A Personal Decision. Throughout the New Testament, whenever faith is mentioned, it is seen as a personal decision one must come to and never something done by popular vote or something that was inherited from one's ancestors. Faith was always a matter of an individual coming to an understanding that the facts were, indeed, true, and worthy of admitting personally that he believed them to be true. At no time was faith ever represented as a matter to be voted on, something one did because their parents did it, or anything other than personal conviction.

When Jesus said, "unless you believe that I am He, you will die in your sins" (John 8:24), He was talking to individuals and the decision they each must make. When Jesus said, "He who believes and is baptized will be saved; but he who does not believe will be condemned" (Mark 16:16), we can see the individual responsibility in the statement, and nothing remotely like something handed down to someone from their parents. That belief was based on the disciples having gone into the world and preached the gospel to every creature (v. 15), not a matter of following what their ancestors had done for generations. If that were the case, they still would have been following the Old Law!

So here is where we must ask ourselves about our own faith. Is it real? Is it mine? Is the faith that I have based on the evidence found within God revealed word? Do I believe in what the Bible teaches — more than just what I've been doing all my life or what my parents have done?

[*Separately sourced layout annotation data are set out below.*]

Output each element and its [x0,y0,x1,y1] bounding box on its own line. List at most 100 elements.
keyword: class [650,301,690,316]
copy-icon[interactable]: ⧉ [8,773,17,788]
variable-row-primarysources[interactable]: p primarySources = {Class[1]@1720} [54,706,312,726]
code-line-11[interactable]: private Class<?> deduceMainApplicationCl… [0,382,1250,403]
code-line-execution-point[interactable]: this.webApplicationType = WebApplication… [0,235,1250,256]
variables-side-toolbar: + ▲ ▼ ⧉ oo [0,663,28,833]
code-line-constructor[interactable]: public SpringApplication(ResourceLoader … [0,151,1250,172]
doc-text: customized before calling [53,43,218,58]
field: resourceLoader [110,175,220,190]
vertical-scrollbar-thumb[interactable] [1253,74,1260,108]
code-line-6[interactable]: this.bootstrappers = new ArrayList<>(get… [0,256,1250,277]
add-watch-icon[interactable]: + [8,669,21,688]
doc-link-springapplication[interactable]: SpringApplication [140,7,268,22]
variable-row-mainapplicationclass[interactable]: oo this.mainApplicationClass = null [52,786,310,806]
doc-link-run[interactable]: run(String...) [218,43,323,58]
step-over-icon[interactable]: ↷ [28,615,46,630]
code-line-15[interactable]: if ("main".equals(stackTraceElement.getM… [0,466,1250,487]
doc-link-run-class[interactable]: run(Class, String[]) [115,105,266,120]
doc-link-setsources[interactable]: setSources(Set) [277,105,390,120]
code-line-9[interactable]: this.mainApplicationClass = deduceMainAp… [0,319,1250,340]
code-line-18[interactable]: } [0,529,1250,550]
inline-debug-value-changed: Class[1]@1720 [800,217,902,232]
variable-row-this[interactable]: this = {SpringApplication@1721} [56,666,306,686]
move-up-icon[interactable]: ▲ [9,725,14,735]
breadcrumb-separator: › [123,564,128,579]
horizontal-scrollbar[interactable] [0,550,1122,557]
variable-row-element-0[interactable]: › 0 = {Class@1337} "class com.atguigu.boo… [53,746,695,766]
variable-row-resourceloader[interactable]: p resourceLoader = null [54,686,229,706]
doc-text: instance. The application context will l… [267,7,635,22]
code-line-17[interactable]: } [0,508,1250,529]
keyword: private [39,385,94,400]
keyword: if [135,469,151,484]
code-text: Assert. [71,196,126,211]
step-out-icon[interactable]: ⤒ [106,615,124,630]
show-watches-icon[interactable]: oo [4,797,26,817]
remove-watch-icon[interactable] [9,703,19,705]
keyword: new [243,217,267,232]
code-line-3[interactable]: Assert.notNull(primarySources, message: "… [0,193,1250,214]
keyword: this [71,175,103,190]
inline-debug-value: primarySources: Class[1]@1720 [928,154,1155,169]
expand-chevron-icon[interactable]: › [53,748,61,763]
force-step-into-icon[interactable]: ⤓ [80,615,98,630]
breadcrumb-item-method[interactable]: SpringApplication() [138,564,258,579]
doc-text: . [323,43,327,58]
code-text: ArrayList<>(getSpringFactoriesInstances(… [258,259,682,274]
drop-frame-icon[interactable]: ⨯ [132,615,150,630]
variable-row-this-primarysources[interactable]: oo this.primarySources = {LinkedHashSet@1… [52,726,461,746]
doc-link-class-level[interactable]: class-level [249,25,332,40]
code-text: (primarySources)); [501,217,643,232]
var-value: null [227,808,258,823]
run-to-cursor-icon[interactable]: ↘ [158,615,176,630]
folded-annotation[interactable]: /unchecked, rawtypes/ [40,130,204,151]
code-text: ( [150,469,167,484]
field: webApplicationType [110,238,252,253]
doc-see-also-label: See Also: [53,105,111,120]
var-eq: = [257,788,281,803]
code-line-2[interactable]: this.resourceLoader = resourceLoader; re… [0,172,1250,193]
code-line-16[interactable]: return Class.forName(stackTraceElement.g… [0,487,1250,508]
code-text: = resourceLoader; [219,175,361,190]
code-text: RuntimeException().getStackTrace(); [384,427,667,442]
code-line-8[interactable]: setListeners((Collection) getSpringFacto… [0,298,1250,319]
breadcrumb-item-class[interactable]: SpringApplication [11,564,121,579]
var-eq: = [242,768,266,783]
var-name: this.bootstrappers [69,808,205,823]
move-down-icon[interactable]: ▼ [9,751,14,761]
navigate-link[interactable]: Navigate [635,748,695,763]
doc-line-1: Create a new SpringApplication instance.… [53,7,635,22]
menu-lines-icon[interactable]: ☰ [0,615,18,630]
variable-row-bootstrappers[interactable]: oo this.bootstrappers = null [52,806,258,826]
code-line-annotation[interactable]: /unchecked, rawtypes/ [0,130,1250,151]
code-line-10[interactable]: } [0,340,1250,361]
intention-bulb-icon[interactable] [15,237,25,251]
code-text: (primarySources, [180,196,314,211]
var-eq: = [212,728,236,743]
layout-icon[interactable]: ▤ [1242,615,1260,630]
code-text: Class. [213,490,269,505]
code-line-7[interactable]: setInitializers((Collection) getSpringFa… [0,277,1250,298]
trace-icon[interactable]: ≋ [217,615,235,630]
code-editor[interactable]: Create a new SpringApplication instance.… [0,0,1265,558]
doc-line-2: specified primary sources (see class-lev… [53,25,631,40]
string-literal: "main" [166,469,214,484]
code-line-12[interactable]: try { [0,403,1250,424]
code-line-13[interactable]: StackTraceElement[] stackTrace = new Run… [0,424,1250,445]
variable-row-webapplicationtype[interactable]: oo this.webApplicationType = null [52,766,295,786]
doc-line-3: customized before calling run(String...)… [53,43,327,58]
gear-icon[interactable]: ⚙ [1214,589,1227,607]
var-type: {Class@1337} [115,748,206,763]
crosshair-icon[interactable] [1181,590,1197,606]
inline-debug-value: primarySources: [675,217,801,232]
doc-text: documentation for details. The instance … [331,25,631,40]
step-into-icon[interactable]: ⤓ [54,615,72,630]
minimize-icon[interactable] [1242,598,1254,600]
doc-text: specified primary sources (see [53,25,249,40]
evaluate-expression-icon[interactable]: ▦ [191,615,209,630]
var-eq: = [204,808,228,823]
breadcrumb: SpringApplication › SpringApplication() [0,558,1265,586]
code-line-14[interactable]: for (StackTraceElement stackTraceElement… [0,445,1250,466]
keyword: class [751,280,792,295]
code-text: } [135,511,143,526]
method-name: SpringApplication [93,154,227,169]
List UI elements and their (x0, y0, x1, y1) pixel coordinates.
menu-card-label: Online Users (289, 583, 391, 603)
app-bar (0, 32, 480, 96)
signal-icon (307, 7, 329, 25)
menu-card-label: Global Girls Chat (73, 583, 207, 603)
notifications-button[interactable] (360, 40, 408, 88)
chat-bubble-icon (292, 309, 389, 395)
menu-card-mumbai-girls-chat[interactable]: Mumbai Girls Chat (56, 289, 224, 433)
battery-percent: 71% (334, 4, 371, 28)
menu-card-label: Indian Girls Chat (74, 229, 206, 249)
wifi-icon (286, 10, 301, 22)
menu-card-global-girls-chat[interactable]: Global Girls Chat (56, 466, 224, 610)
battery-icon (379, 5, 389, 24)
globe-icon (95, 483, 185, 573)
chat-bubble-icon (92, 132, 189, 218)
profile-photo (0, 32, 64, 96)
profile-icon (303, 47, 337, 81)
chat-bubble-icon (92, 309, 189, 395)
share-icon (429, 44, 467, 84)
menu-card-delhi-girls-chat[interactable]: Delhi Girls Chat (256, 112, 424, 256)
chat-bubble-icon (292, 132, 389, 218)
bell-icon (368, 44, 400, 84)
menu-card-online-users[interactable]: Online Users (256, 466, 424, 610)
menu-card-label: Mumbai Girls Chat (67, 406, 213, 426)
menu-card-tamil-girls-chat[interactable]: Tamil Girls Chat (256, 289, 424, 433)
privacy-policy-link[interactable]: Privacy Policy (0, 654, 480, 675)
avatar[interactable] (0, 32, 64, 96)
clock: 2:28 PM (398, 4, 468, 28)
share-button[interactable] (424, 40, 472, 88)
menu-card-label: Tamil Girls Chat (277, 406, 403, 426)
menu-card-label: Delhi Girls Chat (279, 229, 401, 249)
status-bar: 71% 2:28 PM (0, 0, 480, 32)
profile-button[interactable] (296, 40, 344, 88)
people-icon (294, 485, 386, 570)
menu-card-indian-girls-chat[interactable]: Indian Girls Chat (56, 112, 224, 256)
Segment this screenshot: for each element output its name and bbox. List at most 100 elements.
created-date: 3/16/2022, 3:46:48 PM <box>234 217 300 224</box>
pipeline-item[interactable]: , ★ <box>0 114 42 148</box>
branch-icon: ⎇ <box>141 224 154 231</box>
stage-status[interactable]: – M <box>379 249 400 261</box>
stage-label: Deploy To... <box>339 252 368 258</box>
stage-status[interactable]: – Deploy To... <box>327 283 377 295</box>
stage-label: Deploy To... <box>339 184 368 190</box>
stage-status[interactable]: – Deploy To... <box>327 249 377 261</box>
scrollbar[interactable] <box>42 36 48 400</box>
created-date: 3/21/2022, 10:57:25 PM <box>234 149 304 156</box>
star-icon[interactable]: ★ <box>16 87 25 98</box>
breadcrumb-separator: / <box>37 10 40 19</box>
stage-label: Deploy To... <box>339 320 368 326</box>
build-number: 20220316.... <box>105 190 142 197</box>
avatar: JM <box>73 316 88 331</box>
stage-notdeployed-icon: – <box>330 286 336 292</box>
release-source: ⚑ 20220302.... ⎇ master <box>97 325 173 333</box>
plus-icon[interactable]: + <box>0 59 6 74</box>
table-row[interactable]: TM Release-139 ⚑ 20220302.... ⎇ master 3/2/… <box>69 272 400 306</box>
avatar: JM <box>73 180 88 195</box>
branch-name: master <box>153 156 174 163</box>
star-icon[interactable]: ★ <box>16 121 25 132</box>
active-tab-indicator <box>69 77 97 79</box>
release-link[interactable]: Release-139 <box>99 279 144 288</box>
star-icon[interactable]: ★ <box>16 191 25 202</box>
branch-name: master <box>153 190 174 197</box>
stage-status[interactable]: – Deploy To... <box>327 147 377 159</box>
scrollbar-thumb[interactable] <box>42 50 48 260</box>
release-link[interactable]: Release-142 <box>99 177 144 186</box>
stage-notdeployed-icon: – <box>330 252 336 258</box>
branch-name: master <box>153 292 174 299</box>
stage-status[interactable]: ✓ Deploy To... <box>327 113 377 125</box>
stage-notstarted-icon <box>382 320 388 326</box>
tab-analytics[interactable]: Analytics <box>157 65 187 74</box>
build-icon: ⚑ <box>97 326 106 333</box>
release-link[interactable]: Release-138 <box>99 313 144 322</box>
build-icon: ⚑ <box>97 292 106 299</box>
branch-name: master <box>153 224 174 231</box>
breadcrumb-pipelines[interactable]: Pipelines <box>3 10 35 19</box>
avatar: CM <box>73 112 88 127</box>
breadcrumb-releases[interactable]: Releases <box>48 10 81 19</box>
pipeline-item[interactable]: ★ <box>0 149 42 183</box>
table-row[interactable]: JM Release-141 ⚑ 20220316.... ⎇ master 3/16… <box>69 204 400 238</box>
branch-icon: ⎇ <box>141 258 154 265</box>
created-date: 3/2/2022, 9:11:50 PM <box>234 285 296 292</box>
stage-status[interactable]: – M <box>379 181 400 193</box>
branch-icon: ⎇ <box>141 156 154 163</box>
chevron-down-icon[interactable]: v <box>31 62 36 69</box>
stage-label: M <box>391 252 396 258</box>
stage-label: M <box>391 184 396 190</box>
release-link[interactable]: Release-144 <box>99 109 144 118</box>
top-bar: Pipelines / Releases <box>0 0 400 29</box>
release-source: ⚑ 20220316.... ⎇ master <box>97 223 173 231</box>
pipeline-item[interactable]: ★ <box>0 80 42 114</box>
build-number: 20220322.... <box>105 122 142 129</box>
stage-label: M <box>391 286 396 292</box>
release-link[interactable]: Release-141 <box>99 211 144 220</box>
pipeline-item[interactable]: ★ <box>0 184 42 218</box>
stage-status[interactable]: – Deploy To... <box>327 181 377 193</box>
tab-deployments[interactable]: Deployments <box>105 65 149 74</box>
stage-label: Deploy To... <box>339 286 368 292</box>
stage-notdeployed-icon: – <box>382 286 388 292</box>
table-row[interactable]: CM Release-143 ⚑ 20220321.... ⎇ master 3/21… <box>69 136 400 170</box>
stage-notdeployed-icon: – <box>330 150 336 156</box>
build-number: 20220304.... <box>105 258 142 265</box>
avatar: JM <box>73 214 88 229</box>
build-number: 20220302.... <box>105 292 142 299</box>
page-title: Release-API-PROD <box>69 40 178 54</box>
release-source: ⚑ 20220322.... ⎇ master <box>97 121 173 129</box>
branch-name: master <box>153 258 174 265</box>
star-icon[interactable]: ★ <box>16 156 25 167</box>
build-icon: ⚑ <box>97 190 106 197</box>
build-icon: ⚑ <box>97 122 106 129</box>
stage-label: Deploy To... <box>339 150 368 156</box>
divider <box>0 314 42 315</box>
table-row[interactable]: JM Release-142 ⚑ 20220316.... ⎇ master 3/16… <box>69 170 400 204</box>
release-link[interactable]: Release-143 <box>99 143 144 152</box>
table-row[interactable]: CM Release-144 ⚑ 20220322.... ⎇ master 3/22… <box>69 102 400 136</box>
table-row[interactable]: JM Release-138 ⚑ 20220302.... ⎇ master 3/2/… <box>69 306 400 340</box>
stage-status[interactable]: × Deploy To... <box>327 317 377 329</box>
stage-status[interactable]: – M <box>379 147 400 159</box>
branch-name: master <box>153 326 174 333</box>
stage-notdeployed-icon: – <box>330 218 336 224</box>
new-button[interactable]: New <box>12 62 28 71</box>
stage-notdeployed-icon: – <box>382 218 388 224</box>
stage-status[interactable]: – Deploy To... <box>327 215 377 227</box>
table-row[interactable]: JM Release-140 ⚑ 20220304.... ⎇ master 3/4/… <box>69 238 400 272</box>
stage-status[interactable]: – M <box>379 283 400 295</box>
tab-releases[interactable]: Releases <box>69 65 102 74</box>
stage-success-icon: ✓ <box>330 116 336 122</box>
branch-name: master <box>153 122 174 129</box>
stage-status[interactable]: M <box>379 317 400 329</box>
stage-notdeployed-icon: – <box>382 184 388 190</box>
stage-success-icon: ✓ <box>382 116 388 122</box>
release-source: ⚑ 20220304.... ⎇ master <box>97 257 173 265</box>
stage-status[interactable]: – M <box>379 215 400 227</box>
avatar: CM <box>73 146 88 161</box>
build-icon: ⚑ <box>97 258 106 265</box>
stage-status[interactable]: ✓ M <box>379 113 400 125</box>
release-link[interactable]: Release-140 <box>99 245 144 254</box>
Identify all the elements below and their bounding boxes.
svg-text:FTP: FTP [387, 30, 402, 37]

From having sat down with many people over several years, I have observed that many do not have the faith of the Bible, but are doing what they are doing and following the teachings they do, NOT because they have investigated the evidence and searched through the Bible to see what God would have them to do, but because it is what their parents have done all their life. I cannot tell you the number of times I have studied with individuals with an open Bible in front of us, letting them see for themselves what God's word teaches, only to have them say at the end of the study, "I know what it says, but…", and then they "but" the life out of any hopes of true obedience to God's word because it would mean their parents were wrong all those years. Sadly, many do not obey the obvious teachings of the Bible because it conflicts with what their parents taught them and to obey would mean their parents were wrong. Am I willing to admit truth, even when it means admitting others dear to me are wrong?

This is a difficult situation for many, but it is a decision that will affect our eternal destination. Jesus said, "He who loves father or mother more than Me is not worthy of Me. And he who loves son or daughter more than Me is not worthy of Me." (Matt. 10:37) In stronger terms, He also said, "If anyone comes to Me and does not hate his father and mother, wife and children, brothers and sisters, yes, and his own life also, he cannot be My disciple." (Luke 14:26) As difficult as it may be to set aside our relationships and personal feelings, we must understand the benefits outweigh the consequences by far.

So, let's take a look at ourselves and investigate our faith. The apostle Paul admonished the Corinthians to "Examine yourselves as to whether you are in the faith. Test yourselves." (2 Cor. 13:5) I must ask myself: Is my faith mine?